Irmã Teresita auxiliou na criação do Hospital de João Câmara, sobretudo na ala de maternidade, que hoje leva seu nome como homenagem. Ela disse que nunca contou, mas com certeza mais de mil partos foram realizados com ajuda dela. ‘Mil partos não é nada’, disse ela, emocionada. Ela também recorda de uma situação muito difícil que enfrentou na cidade. Em novembro de 1986 a cidade de João Câmara sofreu com um terremoto de 5.1 na escala Richter. ‘Cerca de 4 mil imóveis foram destruídos ou danificados na cidade. Milhares de pessoas deixaram suas casas com medo de desabamentos. Mais de 10 mil pessoas ficaram desabrigadas. Montamos um hospital de campanha na época para auxiliar as pessoas atingidas’, recorda a Irmã.

Depois de contribuir largamente na cidade do Rio Grande do Norte, a Irmã Teresita sentiu que já poderia seguir com sua missão em outra cidade. Mudou-se em 1994 para Aparecida de Goiás, onde trocou o ambiente hospitalar pelo artesanato. ‘Ajudava as mães a aprender macramê e ganhar um dinheirinho para ajudar nas contas da casa’, disse ela, mostrando com os dedos e com sorriso no rosto.

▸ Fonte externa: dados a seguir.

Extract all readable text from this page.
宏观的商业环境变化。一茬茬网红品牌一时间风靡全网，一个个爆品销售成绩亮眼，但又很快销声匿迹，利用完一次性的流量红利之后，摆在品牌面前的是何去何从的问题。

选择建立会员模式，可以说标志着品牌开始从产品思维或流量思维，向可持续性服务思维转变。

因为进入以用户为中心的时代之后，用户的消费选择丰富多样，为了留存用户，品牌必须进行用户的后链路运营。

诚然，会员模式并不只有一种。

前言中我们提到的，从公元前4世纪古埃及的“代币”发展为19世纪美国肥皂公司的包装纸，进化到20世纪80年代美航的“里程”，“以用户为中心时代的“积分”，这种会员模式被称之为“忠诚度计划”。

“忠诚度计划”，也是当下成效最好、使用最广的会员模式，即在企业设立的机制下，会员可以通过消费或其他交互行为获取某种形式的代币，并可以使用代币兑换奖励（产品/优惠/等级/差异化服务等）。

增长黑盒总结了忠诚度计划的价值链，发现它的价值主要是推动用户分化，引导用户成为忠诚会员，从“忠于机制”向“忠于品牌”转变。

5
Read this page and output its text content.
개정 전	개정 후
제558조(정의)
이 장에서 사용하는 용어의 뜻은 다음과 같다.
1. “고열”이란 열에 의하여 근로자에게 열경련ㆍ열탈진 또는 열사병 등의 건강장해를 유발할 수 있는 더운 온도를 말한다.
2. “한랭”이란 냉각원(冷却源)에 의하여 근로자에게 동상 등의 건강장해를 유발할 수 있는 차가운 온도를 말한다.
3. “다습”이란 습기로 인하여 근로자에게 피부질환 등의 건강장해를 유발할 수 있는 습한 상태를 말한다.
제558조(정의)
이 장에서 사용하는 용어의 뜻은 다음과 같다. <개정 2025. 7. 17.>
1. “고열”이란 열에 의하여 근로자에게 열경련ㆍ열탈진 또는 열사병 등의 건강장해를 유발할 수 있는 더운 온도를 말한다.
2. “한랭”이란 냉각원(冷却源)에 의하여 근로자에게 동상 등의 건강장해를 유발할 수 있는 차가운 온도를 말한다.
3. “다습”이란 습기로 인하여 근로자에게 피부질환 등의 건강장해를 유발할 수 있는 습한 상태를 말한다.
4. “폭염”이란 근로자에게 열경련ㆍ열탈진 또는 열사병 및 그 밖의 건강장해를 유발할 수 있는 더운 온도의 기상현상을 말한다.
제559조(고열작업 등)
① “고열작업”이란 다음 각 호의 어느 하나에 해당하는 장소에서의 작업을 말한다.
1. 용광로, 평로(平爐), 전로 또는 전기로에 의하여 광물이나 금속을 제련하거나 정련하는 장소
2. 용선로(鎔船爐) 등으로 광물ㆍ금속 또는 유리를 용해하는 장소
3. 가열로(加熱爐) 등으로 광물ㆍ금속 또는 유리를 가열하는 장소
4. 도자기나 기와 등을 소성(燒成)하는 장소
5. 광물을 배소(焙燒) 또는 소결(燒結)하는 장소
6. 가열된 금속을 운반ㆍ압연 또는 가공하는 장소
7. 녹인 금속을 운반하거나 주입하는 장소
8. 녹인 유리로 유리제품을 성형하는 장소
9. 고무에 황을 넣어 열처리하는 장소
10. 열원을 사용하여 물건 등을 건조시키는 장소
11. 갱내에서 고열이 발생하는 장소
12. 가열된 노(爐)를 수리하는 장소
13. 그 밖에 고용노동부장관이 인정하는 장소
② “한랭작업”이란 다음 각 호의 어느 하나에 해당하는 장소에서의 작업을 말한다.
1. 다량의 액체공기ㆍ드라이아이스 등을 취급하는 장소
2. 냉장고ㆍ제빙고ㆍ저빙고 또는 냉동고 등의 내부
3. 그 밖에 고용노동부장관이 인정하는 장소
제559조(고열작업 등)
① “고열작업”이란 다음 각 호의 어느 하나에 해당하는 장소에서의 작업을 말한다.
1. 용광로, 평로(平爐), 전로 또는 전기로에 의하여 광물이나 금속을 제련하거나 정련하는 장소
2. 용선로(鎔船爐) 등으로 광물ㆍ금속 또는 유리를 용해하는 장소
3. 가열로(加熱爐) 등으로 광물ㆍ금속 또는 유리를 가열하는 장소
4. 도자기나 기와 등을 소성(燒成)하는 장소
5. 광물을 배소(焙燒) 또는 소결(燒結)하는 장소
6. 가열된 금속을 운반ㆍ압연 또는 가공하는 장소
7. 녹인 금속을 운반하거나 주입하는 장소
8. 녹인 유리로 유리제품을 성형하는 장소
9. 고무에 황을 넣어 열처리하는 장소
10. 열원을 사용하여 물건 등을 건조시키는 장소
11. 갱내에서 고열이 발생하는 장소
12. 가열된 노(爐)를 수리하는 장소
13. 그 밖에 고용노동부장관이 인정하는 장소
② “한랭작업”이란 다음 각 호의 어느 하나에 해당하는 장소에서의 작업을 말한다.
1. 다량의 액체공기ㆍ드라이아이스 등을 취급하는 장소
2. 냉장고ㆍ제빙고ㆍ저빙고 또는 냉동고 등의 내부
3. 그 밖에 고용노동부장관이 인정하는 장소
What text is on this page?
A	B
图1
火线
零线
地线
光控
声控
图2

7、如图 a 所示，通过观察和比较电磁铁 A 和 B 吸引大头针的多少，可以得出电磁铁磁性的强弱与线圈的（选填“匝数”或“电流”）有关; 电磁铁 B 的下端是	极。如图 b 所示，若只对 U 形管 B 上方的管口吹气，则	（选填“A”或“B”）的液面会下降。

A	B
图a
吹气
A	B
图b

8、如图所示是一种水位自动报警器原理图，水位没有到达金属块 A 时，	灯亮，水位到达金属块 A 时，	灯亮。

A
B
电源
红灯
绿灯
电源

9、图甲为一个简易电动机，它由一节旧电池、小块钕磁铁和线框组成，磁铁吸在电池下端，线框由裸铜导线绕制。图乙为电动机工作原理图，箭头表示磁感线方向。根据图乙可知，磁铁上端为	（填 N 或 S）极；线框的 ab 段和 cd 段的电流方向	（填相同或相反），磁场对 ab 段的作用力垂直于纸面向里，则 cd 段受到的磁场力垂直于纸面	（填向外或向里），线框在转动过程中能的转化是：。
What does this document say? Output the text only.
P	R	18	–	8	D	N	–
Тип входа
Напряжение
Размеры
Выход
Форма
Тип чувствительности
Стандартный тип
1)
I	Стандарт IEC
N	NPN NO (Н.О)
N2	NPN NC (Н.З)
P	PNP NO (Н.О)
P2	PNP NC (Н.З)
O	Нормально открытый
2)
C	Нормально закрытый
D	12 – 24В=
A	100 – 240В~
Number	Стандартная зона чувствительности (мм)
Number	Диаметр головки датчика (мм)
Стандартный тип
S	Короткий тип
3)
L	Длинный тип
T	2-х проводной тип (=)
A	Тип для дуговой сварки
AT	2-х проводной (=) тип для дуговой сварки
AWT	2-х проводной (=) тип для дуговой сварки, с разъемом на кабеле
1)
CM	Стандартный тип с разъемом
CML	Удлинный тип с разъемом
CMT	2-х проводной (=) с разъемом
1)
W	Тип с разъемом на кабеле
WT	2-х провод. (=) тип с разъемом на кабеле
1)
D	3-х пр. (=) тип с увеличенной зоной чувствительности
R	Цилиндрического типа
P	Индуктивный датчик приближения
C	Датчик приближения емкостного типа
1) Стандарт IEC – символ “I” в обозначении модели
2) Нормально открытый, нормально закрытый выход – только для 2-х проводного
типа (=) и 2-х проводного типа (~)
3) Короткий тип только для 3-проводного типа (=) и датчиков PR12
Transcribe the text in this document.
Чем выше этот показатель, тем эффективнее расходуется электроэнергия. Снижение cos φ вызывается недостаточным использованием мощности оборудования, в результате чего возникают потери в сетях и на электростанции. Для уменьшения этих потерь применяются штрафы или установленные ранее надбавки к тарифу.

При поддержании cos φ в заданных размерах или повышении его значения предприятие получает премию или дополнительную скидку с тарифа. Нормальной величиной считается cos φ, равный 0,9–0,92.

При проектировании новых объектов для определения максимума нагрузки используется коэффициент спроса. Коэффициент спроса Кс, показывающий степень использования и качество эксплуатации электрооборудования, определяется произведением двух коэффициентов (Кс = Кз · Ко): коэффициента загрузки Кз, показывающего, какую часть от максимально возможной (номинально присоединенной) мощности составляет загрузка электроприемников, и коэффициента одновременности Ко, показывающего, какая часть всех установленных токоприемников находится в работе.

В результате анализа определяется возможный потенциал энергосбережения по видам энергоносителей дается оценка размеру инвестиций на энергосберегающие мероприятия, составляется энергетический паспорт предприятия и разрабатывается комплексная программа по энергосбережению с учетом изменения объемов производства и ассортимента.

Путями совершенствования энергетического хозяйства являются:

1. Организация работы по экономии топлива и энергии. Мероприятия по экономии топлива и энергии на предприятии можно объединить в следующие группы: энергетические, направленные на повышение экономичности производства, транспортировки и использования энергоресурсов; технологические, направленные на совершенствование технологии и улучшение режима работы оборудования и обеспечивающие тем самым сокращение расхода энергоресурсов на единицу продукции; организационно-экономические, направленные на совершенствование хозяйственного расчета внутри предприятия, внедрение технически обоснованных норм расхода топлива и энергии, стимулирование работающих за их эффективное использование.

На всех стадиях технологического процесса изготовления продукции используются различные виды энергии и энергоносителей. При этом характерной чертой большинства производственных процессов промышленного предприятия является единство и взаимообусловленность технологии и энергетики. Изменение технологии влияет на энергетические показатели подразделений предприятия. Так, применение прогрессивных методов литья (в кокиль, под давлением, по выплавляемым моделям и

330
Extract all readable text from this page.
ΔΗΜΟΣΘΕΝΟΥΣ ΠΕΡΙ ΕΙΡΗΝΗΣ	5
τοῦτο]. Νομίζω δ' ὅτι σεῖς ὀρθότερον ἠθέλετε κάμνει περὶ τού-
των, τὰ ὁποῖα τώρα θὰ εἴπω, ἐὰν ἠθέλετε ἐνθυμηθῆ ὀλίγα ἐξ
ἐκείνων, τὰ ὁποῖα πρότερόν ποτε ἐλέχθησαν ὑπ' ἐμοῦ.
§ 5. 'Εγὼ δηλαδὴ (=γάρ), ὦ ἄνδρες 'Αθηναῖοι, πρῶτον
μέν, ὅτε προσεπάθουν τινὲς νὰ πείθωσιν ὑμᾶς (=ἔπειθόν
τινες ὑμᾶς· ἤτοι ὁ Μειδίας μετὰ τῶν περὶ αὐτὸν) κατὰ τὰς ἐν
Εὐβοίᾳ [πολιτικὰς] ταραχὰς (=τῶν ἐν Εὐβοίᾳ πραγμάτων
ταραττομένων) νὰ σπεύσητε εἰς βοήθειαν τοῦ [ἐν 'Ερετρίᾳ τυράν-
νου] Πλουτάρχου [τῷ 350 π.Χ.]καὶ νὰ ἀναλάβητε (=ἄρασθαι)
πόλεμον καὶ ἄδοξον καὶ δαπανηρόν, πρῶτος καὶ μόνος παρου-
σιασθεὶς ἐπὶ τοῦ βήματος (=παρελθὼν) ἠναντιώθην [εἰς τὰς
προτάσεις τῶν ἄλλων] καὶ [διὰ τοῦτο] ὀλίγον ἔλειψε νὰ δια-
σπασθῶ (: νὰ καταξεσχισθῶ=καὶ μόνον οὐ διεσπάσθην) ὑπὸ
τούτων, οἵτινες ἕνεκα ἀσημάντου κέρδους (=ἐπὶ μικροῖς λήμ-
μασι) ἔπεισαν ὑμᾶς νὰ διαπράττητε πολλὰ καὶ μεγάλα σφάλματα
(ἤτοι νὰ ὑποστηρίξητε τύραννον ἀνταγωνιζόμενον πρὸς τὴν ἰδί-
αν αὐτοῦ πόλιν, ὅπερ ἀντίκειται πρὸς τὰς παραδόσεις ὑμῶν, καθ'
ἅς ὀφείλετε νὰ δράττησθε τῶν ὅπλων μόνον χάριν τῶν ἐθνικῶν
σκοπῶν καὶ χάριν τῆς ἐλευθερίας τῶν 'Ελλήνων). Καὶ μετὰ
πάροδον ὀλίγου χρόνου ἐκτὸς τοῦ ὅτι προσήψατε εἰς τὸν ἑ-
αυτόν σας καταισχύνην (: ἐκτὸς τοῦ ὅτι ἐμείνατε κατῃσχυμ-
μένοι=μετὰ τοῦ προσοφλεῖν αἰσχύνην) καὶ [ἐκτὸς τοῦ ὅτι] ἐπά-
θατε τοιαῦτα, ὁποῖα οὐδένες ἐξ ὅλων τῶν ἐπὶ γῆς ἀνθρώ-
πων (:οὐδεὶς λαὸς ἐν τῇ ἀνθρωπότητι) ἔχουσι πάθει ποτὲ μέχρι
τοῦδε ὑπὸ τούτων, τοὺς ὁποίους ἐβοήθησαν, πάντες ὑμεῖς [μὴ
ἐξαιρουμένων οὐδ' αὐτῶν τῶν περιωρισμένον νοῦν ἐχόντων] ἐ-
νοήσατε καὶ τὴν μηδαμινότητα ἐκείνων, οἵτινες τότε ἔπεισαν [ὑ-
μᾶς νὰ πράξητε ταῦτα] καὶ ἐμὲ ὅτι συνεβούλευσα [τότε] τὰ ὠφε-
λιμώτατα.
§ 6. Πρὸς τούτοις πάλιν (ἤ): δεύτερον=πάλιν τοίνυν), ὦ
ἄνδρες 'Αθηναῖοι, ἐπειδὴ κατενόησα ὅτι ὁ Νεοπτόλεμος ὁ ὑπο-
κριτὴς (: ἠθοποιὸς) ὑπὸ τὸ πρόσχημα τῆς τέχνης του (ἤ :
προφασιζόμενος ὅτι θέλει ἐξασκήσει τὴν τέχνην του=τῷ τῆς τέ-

Hoje, em seu novo lar, Irmã Teresita segue uma vida diferente, mas acima de tudo com propósito. Levanta todos os dias 4h30 da manhã, toma banho, reza, assiste à missa. As cuidadoras relatam que está sempre de bom humor e que ela nunca adoeceu. É interessada, gosta de conversar, está sempre atenta. ‘Ela tem apenas a dificuldade de audição, mas é só escrever as perguntas no papel que ela vai conversar contigo por horas’, contam.

Mas tenho certeza que durante toda essa matéria uma pergunta é a mais latente: qual o segredo para viver mais de 100 anos? Se a resposta que você imaginou teve a ver com a prática de exercícios físicos regulares ou boa alimentação, saiba que há outro hábito mais importante: a sua personalidade. É provado cientificamente que ser positivo é o melhor caminho. E sabe qual foi o conselho da Irmã Teresita? Ao indaga-la sobre qual conselho daria para viver 100 anos, ela sorriu, pensou por alguns segundos e respondeu: ‘Alegria. Ser sincero em tudo que fizer. Fazer amizades, respeitar as pessoas. E nunca ficar de braços cruzados. Quando uma coisa não dava certo, fazia de outro jeito’, contabilizou. E com essa lição de vida, levantei agradecendo a atenção e a injeção de ânimo que recebi com essa entrevista. Foi quando ela finalizou com ‘desculpe se falei bobagem, mas é que eu sou meio doidinha’. Bom-humor é a chave de uma vida centenária.